Clouding of Consciousness - Differentiation

Differentiation

Clouding of consciousness is often confused with dementia-like impairments. Mild cognitive impairment is a dementia-like impairment where one can still function independently in daily affairs. The fundamental difference is that clouding of consciousness involves a disturbance of brain arousal whereas dementia-like impairments usually do not. The terms reversible cognitive deficit or persistent cognitive impairment found in geriatric literature are poorly defined, so it cannot be said whether they are delirium (clouding of consciousness), dementia, a comorbid mixture of both, or something else. Clouding of consciousness is not the same thing as depersonalization even though both sufferers compare their experience to that of a dream. Psychometric tests produce little evidence of a relationship between clouding of consciousness and depersonalization.
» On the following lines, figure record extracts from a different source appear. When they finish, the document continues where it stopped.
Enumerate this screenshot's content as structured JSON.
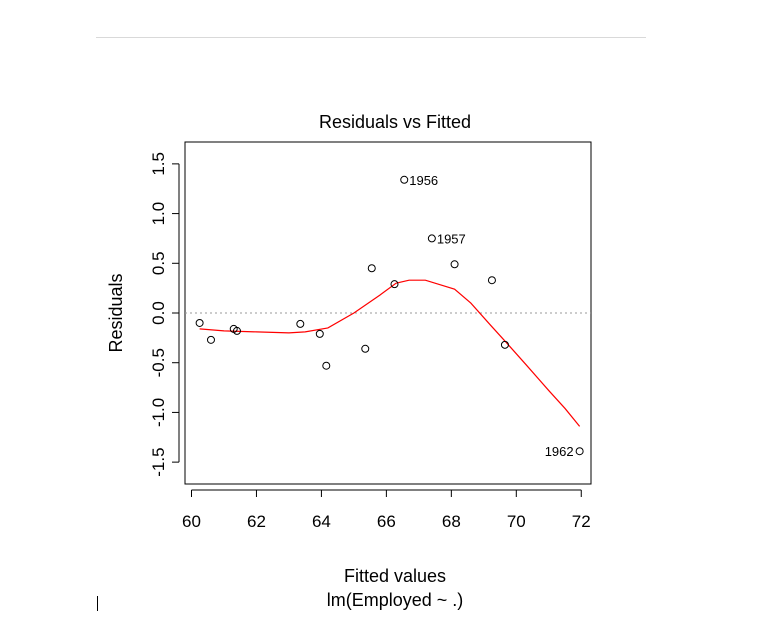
{
  "chart_data": {
    "type": "scatter",
    "title": "Residuals vs Fitted",
    "xlabel": "Fitted values",
    "xlabel_sub": "lm(Employed ~ .)",
    "ylabel": "Residuals",
    "xlim": [
      59.8,
      72.3
    ],
    "ylim": [
      -1.72,
      1.72
    ],
    "x_ticks": [
      60,
      62,
      64,
      66,
      68,
      70,
      72
    ],
    "x_tick_labels": [
      "60",
      "62",
      "64",
      "66",
      "68",
      "70",
      "72"
    ],
    "y_ticks": [
      -1.5,
      -1.0,
      -0.5,
      0.0,
      0.5,
      1.0,
      1.5
    ],
    "y_tick_labels": [
      "-1.5",
      "-1.0",
      "-0.5",
      "0.0",
      "0.5",
      "1.0",
      "1.5"
    ],
    "reference_line_y": 0,
    "points": [
      {
        "x": 60.25,
        "y": -0.1,
        "label": ""
      },
      {
        "x": 60.6,
        "y": -0.27,
        "label": ""
      },
      {
        "x": 61.3,
        "y": -0.16,
        "label": ""
      },
      {
        "x": 61.4,
        "y": -0.18,
        "label": ""
      },
      {
        "x": 63.35,
        "y": -0.11,
        "label": ""
      },
      {
        "x": 63.95,
        "y": -0.21,
        "label": ""
      },
      {
        "x": 64.15,
        "y": -0.53,
        "label": ""
      },
      {
        "x": 65.35,
        "y": -0.36,
        "label": ""
      },
      {
        "x": 65.55,
        "y": 0.45,
        "label": ""
      },
      {
        "x": 66.25,
        "y": 0.29,
        "label": ""
      },
      {
        "x": 66.55,
        "y": 1.34,
        "label": "1956"
      },
      {
        "x": 67.4,
        "y": 0.75,
        "label": "1957"
      },
      {
        "x": 68.1,
        "y": 0.49,
        "label": ""
      },
      {
        "x": 69.25,
        "y": 0.33,
        "label": ""
      },
      {
        "x": 69.65,
        "y": -0.32,
        "label": ""
      },
      {
        "x": 71.95,
        "y": -1.39,
        "label": "1962"
      }
    ],
    "smooth_line": {
      "color": "#ff0000",
      "x": [
        60.25,
        61.0,
        62.0,
        63.0,
        63.5,
        64.2,
        65.0,
        65.8,
        66.3,
        66.7,
        67.2,
        67.6,
        68.1,
        68.6,
        69.2,
        69.7,
        70.3,
        71.0,
        71.5,
        71.95
      ],
      "y": [
        -0.16,
        -0.18,
        -0.19,
        -0.2,
        -0.19,
        -0.15,
        0.0,
        0.18,
        0.3,
        0.33,
        0.33,
        0.29,
        0.24,
        0.1,
        -0.12,
        -0.3,
        -0.52,
        -0.78,
        -0.96,
        -1.14
      ]
    },
    "reference_line_color": "#999999",
    "grid": false
  }
}
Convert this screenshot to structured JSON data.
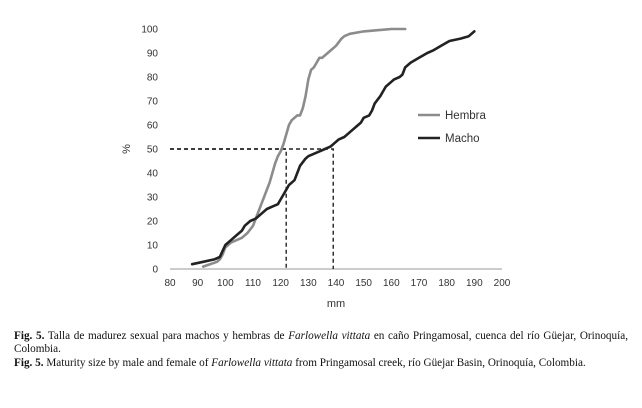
{
  "chart_data": {
    "type": "line",
    "xlabel": "mm",
    "ylabel": "%",
    "xlim": [
      80,
      200
    ],
    "ylim": [
      0,
      100
    ],
    "xticks": [
      80,
      90,
      100,
      110,
      120,
      130,
      140,
      150,
      160,
      170,
      180,
      190,
      200
    ],
    "yticks": [
      0,
      10,
      20,
      30,
      40,
      50,
      60,
      70,
      80,
      90,
      100
    ],
    "grid": false,
    "legend_position": "right",
    "series": [
      {
        "name": "Hembra",
        "color": "#8c8c8c",
        "x": [
          92,
          97,
          98,
          99,
          100,
          102,
          104,
          106,
          108,
          110,
          111,
          112,
          113,
          114,
          115,
          116,
          117,
          118,
          119,
          120,
          121,
          122,
          123,
          124,
          125,
          126,
          127,
          128,
          129,
          130,
          131,
          132,
          133,
          134,
          135,
          136,
          137,
          138,
          140,
          142,
          143,
          145,
          150,
          155,
          160,
          165
        ],
        "y": [
          1,
          3,
          4,
          6,
          9,
          11,
          12,
          13,
          15,
          18,
          21,
          24,
          27,
          30,
          33,
          36,
          40,
          44,
          47,
          49,
          52,
          56,
          60,
          62,
          63,
          64,
          64,
          67,
          72,
          79,
          83,
          84,
          86,
          88,
          88,
          89,
          90,
          91,
          93,
          96,
          97,
          98,
          99,
          99.5,
          100,
          100
        ]
      },
      {
        "name": "Macho",
        "color": "#222222",
        "x": [
          88,
          92,
          96,
          98,
          100,
          102,
          104,
          106,
          107,
          109,
          111,
          113,
          115,
          117,
          119,
          120,
          121,
          122,
          123,
          125,
          126,
          127,
          129,
          130,
          132,
          134,
          136,
          138,
          140,
          141,
          143,
          145,
          147,
          149,
          150,
          152,
          153,
          154,
          156,
          157,
          158,
          160,
          161,
          163,
          164,
          165,
          167,
          170,
          173,
          175,
          178,
          181,
          185,
          188,
          190
        ],
        "y": [
          2,
          3,
          4,
          5,
          10,
          12,
          14,
          16,
          18,
          20,
          21,
          23,
          25,
          26,
          27,
          29,
          31,
          33,
          35,
          37,
          40,
          43,
          46,
          47,
          48,
          49,
          50,
          51,
          53,
          54,
          55,
          57,
          59,
          61,
          63,
          64,
          66,
          69,
          72,
          74,
          76,
          78,
          79,
          80,
          81,
          84,
          86,
          88,
          90,
          91,
          93,
          95,
          96,
          97,
          99
        ]
      }
    ],
    "annotations": [
      {
        "type": "dashed-guide",
        "x": 122,
        "y": 50
      },
      {
        "type": "dashed-guide",
        "x": 139,
        "y": 50
      }
    ]
  },
  "caption": {
    "es": {
      "label": "Fig. 5.",
      "before": " Talla de madurez sexual para machos y hembras de ",
      "species": "Farlowella vittata",
      "after": " en caño Pringamosal, cuenca del río Güejar, Orinoquía, Colombia."
    },
    "en": {
      "label": "Fig. 5.",
      "before": " Maturity size by male and female of ",
      "species": "Farlowella vittata",
      "after": " from Pringamosal creek, río Güejar Basin, Orinoquía, Colombia."
    }
  }
}
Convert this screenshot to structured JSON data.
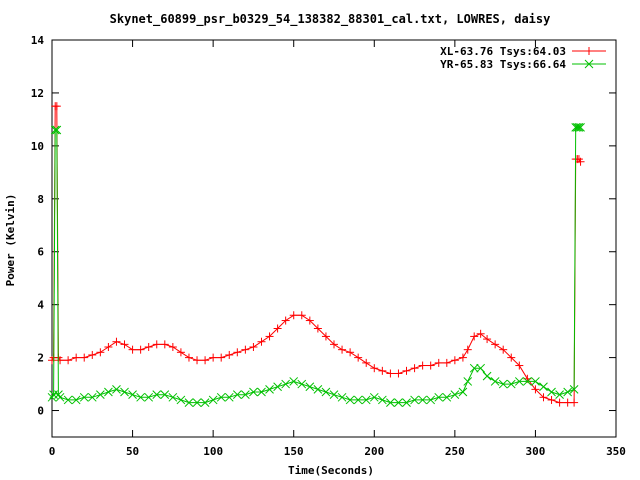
{
  "chart_data": {
    "type": "line",
    "title": "Skynet_60899_psr_b0329_54_138382_88301_cal.txt, LOWRES, daisy",
    "xlabel": "Time(Seconds)",
    "ylabel": "Power (Kelvin)",
    "xlim": [
      0,
      350
    ],
    "ylim": [
      -1,
      14
    ],
    "xticks": [
      0,
      50,
      100,
      150,
      200,
      250,
      300,
      350
    ],
    "yticks": [
      0,
      2,
      4,
      6,
      8,
      10,
      12,
      14
    ],
    "legend_position": "top-right",
    "series": [
      {
        "name": "XL-63.76 Tsys:64.03",
        "color": "#ff0000",
        "marker": "plus",
        "x": [
          0,
          1,
          2,
          3,
          4,
          5,
          10,
          15,
          20,
          25,
          30,
          35,
          40,
          45,
          50,
          55,
          60,
          65,
          70,
          75,
          80,
          85,
          90,
          95,
          100,
          105,
          110,
          115,
          120,
          125,
          130,
          135,
          140,
          145,
          150,
          155,
          160,
          165,
          170,
          175,
          180,
          185,
          190,
          195,
          200,
          205,
          210,
          215,
          220,
          225,
          230,
          235,
          240,
          245,
          250,
          255,
          258,
          262,
          266,
          270,
          275,
          280,
          285,
          290,
          295,
          300,
          305,
          310,
          315,
          320,
          324,
          325,
          326,
          327,
          328
        ],
        "y": [
          1.9,
          2.0,
          11.5,
          11.5,
          2.0,
          1.9,
          1.9,
          2.0,
          2.0,
          2.1,
          2.2,
          2.4,
          2.6,
          2.5,
          2.3,
          2.3,
          2.4,
          2.5,
          2.5,
          2.4,
          2.2,
          2.0,
          1.9,
          1.9,
          2.0,
          2.0,
          2.1,
          2.2,
          2.3,
          2.4,
          2.6,
          2.8,
          3.1,
          3.4,
          3.6,
          3.6,
          3.4,
          3.1,
          2.8,
          2.5,
          2.3,
          2.2,
          2.0,
          1.8,
          1.6,
          1.5,
          1.4,
          1.4,
          1.5,
          1.6,
          1.7,
          1.7,
          1.8,
          1.8,
          1.9,
          2.0,
          2.3,
          2.8,
          2.9,
          2.7,
          2.5,
          2.3,
          2.0,
          1.7,
          1.2,
          0.8,
          0.5,
          0.4,
          0.3,
          0.3,
          0.3,
          9.5,
          9.5,
          9.5,
          9.4
        ]
      },
      {
        "name": "YR-65.83 Tsys:66.64",
        "color": "#00c000",
        "marker": "cross",
        "x": [
          0,
          1,
          2,
          3,
          4,
          5,
          10,
          15,
          20,
          25,
          30,
          35,
          40,
          45,
          50,
          55,
          60,
          65,
          70,
          75,
          80,
          85,
          90,
          95,
          100,
          105,
          110,
          115,
          120,
          125,
          130,
          135,
          140,
          145,
          150,
          155,
          160,
          165,
          170,
          175,
          180,
          185,
          190,
          195,
          200,
          205,
          210,
          215,
          220,
          225,
          230,
          235,
          240,
          245,
          250,
          255,
          258,
          262,
          266,
          270,
          275,
          280,
          285,
          290,
          295,
          300,
          305,
          310,
          315,
          320,
          324,
          325,
          326,
          327,
          328
        ],
        "y": [
          0.5,
          0.6,
          10.6,
          10.6,
          0.6,
          0.5,
          0.4,
          0.4,
          0.5,
          0.5,
          0.6,
          0.7,
          0.8,
          0.7,
          0.6,
          0.5,
          0.5,
          0.6,
          0.6,
          0.5,
          0.4,
          0.3,
          0.3,
          0.3,
          0.4,
          0.5,
          0.5,
          0.6,
          0.6,
          0.7,
          0.7,
          0.8,
          0.9,
          1.0,
          1.1,
          1.0,
          0.9,
          0.8,
          0.7,
          0.6,
          0.5,
          0.4,
          0.4,
          0.4,
          0.5,
          0.4,
          0.3,
          0.3,
          0.3,
          0.4,
          0.4,
          0.4,
          0.5,
          0.5,
          0.6,
          0.7,
          1.1,
          1.6,
          1.6,
          1.3,
          1.1,
          1.0,
          1.0,
          1.1,
          1.1,
          1.1,
          0.9,
          0.7,
          0.6,
          0.7,
          0.8,
          10.7,
          10.7,
          10.7,
          10.7
        ]
      }
    ]
  }
}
The thought process abnormalities in clouding of consciousness can range in severity from a sluggishness of thought processes and a mild difficulty to direct thoughts at will to a complete inability to think coherently. This can be confused with the formal thought disorder seen in schizophrenia. The fundamental difference is that clouded patients usually are aware of their incoherence and complain of being “confused”, “unable to think straight”, or “unable to get it together” whereas schizophrenic patients seem little concerned about and oblivious to their incoherence.

Alternative medicine practitioners popularly use the term brain fog. Some skeptics of alternative medicine say that "it is not clear what the phrase represents", referring to a writer describing bouts of "brain fog" after getting Lyme disease. Conventional medicine recognizes that a characteristic presentation of Lyme disease is clouding of consciousness, which is, of course, also known as mental fog. Perhaps the difference between the word "brain" and the word "mental" is trivial. In alternative medicine, the word "fog" is often confused with the term "fag", which is believed to be an abbreviation for fatigue. Brain fag is a culture-bound syndrome characterized by complaints of the brain being "fatigued" and is not the same thing as brain fog or clouding of consciousness.